According to the U.S. State Department's consular information sheet on Costa Rica: "Criminals have shown a greater tendency in recent years to use violence. U.S. citizens are encouraged to use the same level of caution that they would exercise in major cities or tourist areas throughout the world. Local law enforcement agencies have limited capabilities and are not up to U.S. standards, especially in remote rural areas."
In March 2000, two college-age U.S. women were murdered near the town of Cahuita, on Costa Rica's Caribbean coast. Investigation of that crime continues. In October 1999, two elderly U.S. citizens were murdered in a remote area of Guanacaste during an apparent robbery attempt. No suspects have been apprehended.
U.S. Embassy officials in Costa Rica told the Journal-World they consider Golfito a "remote area" of the country.
Golfito, population about 15,000, is a Pacific Ocean port city on the southern coast of Costa Rica. Most residents work in the duty-free shops, or the sport fishing and palm oil manufacture industries.
Official details about Martin's death were sketchy, but according to local news reports, police were ruling out robbery as a motive because her personal items were left behind by her assailant. Costa Rican newspapers also reported without attribution that there was no apparent evidence of sexual assault, though police were awaiting autopsy results before completely ruling out that possibility.
The U.S. Embassy spokeswoman said only that local police and the Organization for Judicial Investigation, the Costa Rican version of the FBI, were looking into the homicide. An autopsy is scheduled, she said.
Smart and joyful
Martin was pursuing degrees in biodiversity, ecology and evolutionary biology and had plans to go in June to the University of Minnesota, where she had been offered a research internship.
She was a member of KU Environs, an environmental group, and had been involved in the effort to create bicycle paths in Lawrence. She also taught gymnastics at the university and was employed at Sunrise Garden Center, a plant nursery in Lawrence.
"She was a great person, always in a good mood, and a hard worker," said Greg McDonald, a managing partner at the business, 15th and New York streets.

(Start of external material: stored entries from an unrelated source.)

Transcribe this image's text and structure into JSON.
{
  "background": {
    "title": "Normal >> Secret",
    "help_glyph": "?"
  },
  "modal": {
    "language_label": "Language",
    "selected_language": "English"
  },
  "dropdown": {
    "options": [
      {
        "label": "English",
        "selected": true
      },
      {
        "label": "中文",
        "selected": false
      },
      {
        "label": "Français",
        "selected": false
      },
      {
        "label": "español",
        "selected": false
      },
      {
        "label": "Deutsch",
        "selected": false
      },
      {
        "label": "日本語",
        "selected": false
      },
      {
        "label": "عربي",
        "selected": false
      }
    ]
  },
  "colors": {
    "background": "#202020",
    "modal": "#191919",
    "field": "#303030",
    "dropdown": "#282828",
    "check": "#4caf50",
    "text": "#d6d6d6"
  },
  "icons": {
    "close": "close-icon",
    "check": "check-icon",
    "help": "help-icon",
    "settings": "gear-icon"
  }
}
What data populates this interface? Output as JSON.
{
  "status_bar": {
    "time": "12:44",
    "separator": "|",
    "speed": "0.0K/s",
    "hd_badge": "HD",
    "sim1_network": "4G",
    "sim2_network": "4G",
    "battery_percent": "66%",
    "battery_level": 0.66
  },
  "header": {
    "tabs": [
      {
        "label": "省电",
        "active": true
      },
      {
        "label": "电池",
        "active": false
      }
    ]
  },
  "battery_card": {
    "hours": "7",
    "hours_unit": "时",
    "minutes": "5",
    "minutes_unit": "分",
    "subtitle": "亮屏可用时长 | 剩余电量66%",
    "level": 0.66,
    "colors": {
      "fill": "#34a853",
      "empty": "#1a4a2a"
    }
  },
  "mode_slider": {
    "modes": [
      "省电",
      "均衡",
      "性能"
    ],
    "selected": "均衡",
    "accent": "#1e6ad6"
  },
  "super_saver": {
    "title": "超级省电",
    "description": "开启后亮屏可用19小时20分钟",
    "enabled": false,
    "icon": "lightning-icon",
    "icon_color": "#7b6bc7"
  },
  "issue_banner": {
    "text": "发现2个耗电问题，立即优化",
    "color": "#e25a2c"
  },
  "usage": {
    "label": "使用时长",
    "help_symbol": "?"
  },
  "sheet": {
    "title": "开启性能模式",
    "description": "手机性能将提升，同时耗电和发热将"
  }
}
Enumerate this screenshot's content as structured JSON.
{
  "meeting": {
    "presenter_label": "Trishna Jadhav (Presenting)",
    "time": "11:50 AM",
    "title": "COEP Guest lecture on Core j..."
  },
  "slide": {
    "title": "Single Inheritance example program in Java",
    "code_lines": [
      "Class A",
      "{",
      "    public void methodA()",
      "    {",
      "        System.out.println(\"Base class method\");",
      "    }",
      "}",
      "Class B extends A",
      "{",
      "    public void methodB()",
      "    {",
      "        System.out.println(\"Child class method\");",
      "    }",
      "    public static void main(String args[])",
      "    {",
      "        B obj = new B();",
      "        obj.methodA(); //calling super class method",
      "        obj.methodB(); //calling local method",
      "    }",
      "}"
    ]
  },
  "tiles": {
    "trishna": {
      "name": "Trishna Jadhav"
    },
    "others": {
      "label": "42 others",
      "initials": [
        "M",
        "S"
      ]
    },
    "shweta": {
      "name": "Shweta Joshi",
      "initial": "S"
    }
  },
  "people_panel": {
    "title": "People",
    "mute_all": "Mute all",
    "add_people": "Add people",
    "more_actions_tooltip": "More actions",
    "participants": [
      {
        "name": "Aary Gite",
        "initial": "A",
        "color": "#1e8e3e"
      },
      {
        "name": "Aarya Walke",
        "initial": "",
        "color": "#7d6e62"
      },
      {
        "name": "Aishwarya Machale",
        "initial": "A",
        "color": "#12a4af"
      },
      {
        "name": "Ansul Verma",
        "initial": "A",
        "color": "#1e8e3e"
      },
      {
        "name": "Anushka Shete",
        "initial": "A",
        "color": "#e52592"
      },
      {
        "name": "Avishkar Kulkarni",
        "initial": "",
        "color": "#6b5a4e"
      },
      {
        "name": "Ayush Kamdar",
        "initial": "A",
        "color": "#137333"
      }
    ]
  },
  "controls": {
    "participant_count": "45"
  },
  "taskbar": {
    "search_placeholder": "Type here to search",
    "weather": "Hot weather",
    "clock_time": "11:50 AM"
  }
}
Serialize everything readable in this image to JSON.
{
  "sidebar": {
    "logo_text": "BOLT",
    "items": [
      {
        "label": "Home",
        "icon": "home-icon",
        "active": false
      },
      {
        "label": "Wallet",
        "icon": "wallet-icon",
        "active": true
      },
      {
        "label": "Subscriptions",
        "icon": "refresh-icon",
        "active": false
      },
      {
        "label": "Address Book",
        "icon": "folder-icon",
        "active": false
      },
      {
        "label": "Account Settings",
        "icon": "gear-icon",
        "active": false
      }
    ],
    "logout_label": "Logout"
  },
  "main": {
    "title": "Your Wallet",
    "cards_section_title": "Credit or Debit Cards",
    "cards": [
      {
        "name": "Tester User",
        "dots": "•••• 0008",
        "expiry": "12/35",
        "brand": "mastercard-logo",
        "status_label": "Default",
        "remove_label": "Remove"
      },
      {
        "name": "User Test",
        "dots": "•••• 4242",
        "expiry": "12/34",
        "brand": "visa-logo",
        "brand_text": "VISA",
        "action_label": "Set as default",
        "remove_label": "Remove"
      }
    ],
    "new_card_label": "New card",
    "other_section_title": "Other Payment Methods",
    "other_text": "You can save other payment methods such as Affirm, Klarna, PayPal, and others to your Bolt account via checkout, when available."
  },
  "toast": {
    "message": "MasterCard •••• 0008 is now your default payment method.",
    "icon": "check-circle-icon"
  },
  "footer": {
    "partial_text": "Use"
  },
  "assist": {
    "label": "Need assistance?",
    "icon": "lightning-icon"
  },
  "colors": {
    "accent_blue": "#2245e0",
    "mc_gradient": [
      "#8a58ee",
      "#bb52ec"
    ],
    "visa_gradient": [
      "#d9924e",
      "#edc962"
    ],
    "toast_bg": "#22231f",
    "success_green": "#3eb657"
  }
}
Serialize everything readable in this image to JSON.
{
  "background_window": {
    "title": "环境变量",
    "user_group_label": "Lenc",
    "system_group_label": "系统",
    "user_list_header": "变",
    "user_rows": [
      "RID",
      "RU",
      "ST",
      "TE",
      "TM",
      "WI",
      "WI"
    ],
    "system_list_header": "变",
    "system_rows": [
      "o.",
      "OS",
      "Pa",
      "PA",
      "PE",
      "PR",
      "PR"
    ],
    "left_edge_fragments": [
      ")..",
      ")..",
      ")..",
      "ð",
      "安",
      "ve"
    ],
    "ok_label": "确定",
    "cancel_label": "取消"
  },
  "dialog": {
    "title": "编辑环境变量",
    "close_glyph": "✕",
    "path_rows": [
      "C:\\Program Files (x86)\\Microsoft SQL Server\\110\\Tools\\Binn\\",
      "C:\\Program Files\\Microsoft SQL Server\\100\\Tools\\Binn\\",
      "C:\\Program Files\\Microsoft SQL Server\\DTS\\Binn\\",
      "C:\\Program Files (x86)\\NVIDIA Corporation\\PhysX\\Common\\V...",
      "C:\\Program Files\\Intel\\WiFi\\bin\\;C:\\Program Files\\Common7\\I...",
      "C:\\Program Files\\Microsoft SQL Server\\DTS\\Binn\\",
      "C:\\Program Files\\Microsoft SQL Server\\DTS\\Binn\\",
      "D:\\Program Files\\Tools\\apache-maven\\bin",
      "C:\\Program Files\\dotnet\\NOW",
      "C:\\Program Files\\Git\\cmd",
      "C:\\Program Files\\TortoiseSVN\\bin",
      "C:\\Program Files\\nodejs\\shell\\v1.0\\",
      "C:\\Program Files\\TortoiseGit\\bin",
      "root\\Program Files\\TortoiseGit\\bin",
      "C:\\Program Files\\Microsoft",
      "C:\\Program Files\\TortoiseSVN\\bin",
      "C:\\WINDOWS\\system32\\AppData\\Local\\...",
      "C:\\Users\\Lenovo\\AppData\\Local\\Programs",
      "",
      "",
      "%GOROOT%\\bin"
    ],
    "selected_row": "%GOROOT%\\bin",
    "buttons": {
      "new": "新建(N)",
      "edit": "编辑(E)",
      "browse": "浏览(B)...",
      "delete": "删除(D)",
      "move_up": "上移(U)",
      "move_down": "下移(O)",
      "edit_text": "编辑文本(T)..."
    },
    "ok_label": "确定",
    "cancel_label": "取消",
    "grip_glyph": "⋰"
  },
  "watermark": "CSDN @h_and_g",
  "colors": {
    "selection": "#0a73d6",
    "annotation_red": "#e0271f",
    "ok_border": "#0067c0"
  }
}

McDonald told how Martin once helped a Peruvian woman who came into the store. Because the woman didn't speak English, Martin, who spoke Spanish, translated for her.
"Shannon turned a situation that could have been difficult into something that was a pleasant experience for both," McDonald said.
And though her focus was biology, Martin also had an artistic side. She was enrolled in beginner's dance, classmates said.
"She wasn't a dance major, but it was surprising because she was so good at it," said Kate Livgren, a KU freshman. "It was a large class, but there was a lot of camaraderie there. She seemed really, really joyful to be there every day."